One night he sees a Baywatch rerun and falls in love with Pamela Anderson. He sets off for California, determined to marry her in the “traditional Kazakh way” – i.e., kidnapping her in a burlap sack. Along the way, his trip becomes ever more sad and surreal, with him wrecking an antique store, drinking with a bunch of frat boys and winding up in a Pentecostal revival meeting. And this is no tent set up in a parking lot somewhere; this is a big deal, attended by members of Congress and a federal court judge. The sight of Baron Cohen, who is Jewish, speaking in tongues as a hoarse-voiced preacher lays hands upon him is both hilarious and disturbing. One also wonders how many times he was arrested during the shoot.

Baron Cohen’s humour is brilliantly layered. On one level, Borat is just another in a long line of “funny foreigners” for us Westerners to laugh at. Making him from Kazakhstan was a brilliant move, because few Westerners know anything about Kazakhstan; they don’t need to feel ashamed for laughing at stereotypes, because they don’t know any. The Kazakhstan government has started a PR campaign to combat Borat; naturally, this only eggs Baron Cohen on.
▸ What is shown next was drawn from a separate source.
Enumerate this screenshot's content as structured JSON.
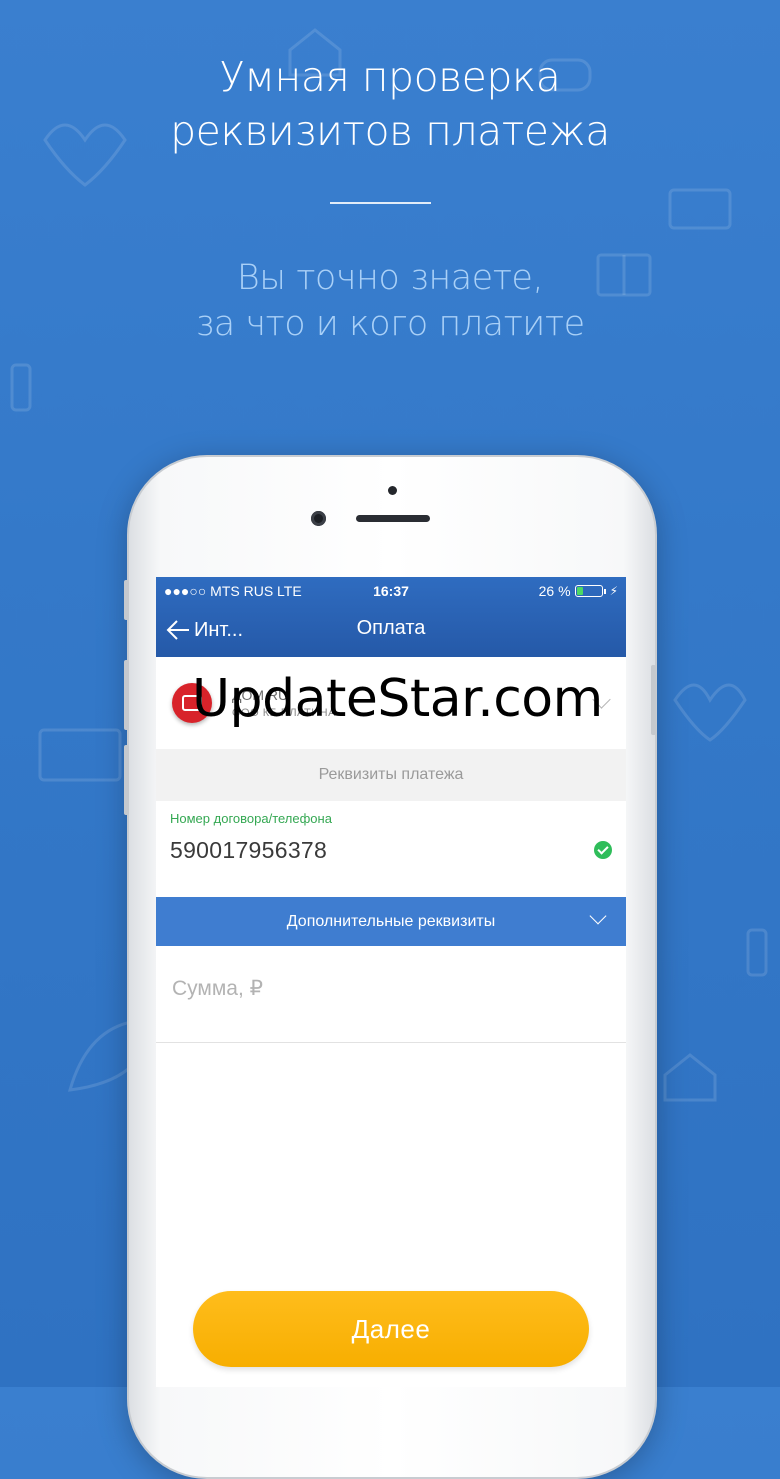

But on another level, Baron Cohen appeals to the same audience that watches Jon Stewart and Stephen Colbert: young, smart adults who appreciate irony and Baron Cohen’s commitment to his characters (he rarely appears in public as himself). It’s easy to forget that The Daily Show used to be able to do stuff like this, albeit on a far smaller scale. And on this level it’s not just the fun of seeing powerful people hoodwinked: by presenting himself as a bigot, a misogynist and an anti-Semite, Baron Cohen gets his victims to reveal ugly things about themselves. In one scene, Borat goes into a gun store in the South and asks what the best gun would be to defend himself from a Jew. Without batting an eye, the owner plunks a Glock on the counter. In another scene, a rodeo organizer advises Borat to shave off his moustache so he’ll look less foreign. Here the laughs become extremely uncomfortable. You can legislate tolerance all you want, Baron Cohen seems to be saying, but you can’t regulate people’s minds.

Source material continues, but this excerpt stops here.